Question: So what's the answer? [laughter]

Keyes: To what?

Question: To the main observation about the fact that the moral decay of our society is threatened. How do we reinstill the morality?

Keyes: Well, it's actually fairly simple! But hard, nonetheless. [laughter]

It's simple, but very difficult. The simple fact of the matter is that being as how as a people we have found no substitute for the principles of the Declaration, we ought to go back to them and take them seriously.

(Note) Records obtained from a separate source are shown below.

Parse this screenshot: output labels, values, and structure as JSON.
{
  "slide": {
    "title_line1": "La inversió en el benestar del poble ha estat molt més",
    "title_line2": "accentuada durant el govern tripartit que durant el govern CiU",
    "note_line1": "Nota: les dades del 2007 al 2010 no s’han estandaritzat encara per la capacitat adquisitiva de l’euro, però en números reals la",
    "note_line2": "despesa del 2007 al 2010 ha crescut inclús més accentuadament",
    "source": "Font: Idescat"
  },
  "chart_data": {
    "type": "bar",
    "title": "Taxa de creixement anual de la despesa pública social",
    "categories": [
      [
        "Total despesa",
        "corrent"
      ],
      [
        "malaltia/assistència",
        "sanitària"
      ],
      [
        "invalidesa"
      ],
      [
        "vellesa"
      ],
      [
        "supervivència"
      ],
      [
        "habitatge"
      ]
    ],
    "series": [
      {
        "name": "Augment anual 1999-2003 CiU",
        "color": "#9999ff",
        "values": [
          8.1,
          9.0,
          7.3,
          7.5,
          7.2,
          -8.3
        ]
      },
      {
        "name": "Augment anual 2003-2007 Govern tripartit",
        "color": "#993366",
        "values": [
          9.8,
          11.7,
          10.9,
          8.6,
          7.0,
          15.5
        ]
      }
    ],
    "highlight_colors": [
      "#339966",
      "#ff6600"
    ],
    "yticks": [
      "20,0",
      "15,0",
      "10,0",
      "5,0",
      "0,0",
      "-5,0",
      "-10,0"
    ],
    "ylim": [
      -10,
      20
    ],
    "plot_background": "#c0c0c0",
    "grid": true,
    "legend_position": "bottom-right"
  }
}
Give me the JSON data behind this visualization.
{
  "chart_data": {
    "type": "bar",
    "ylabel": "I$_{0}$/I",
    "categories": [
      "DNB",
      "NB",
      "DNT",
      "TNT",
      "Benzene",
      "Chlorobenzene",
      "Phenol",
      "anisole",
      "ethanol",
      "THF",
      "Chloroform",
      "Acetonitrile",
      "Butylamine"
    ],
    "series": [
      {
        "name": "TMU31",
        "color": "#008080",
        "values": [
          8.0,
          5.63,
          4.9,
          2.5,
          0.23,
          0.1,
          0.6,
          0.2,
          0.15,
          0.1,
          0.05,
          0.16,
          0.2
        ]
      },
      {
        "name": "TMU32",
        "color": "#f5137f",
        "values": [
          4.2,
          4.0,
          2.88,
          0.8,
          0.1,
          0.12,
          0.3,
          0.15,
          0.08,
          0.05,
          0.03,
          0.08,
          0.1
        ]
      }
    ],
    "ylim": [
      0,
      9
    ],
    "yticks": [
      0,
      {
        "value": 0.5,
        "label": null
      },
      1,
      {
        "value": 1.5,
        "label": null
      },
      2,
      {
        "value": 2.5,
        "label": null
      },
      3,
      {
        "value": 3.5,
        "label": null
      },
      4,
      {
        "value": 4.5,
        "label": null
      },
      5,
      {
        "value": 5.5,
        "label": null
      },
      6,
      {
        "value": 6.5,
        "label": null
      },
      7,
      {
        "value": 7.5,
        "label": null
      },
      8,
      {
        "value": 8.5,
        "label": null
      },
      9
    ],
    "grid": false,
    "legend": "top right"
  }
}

This is, indeed, very hard for people who have been brought up to believe that intellectual adults are not to take seriously the existence of God. It is very hard to know how you can turn to a document in which it's taken very seriously. But it's indispensable. You see, after all these many years, I think you can reach the conclusion that those who wish us to reject the principles of the Declaration--including just, by the by, the principles of natural law implied in the Declaration--have found no substitute for them except arbitrary will.

Arbitrary will is working out badly. It always did. [laughter] And therefore, if you want to get it right, we had better go back and start thinking about how we take the Declaration seriously. Now, I am trying to do that, in case you haven't noticed, in the realm of politics. I think it would be very good if someone here might try to do it in the realm of law. I actually think my brother Clarence Thomas is making a stab at it every now and again, and I love him for it. But I think that we, all of us, who wish to take the law and the Constitution seriously had better get back to it. This little experiment in legal positivism has failed, and it's getting to be an embarrassment. It's also getting to the point where having substituted the whims of judges for the rule of law; the law is coming into the contempt which the judges deserve. [applause]

And that's a problem. In a real way, there is a way to solve the problem--that is to put the judges, and their opinions, under the legal constraints of law. But there is no way to do that if we don't go back and rediscover why "the laws of nature and nature's God," as they are referred to in the Declaration, is not just an absurd little phrase.

I remember when Justice Thomas was being interrogated by the worthies on the Senate Judiciary Committee, [laughter] one of them was asking questions that indicated that he saw no distinction between a doctrine of natural law and a kind of made-up fairytale that the judge might bring to bear in any way that he pleased.

But that's not true. If you go back and take the tradition seriously, there was a tremendous discipline involved. It's a discipline that we grew impatient with and threw away, but we threw it away like a child who throws away something that they're going to need very desperately before the day ends. Ah, but we better find it. Because if we don't, I think that the rule of law in this country will, you know, be at an end. And it will come to an end, not because you abandoned it--you obviously won't, you make your livings this way! But you can be quite sure looking around the country that people will be given to abandon respect for you, and for the judges, and other magistrates that you become. And at the end of the day, you understand, there aren't enough policemen in the world, and there aren't enough soldiers in the world to enforce the law, once it has fallen into utter contempt in the hearts of the people. And it falls into utter contempt in the hearts of the people when those supposedly enforcing and interpreting it themselves acknowledge no discipline beyond their own predilections. This has got to stop.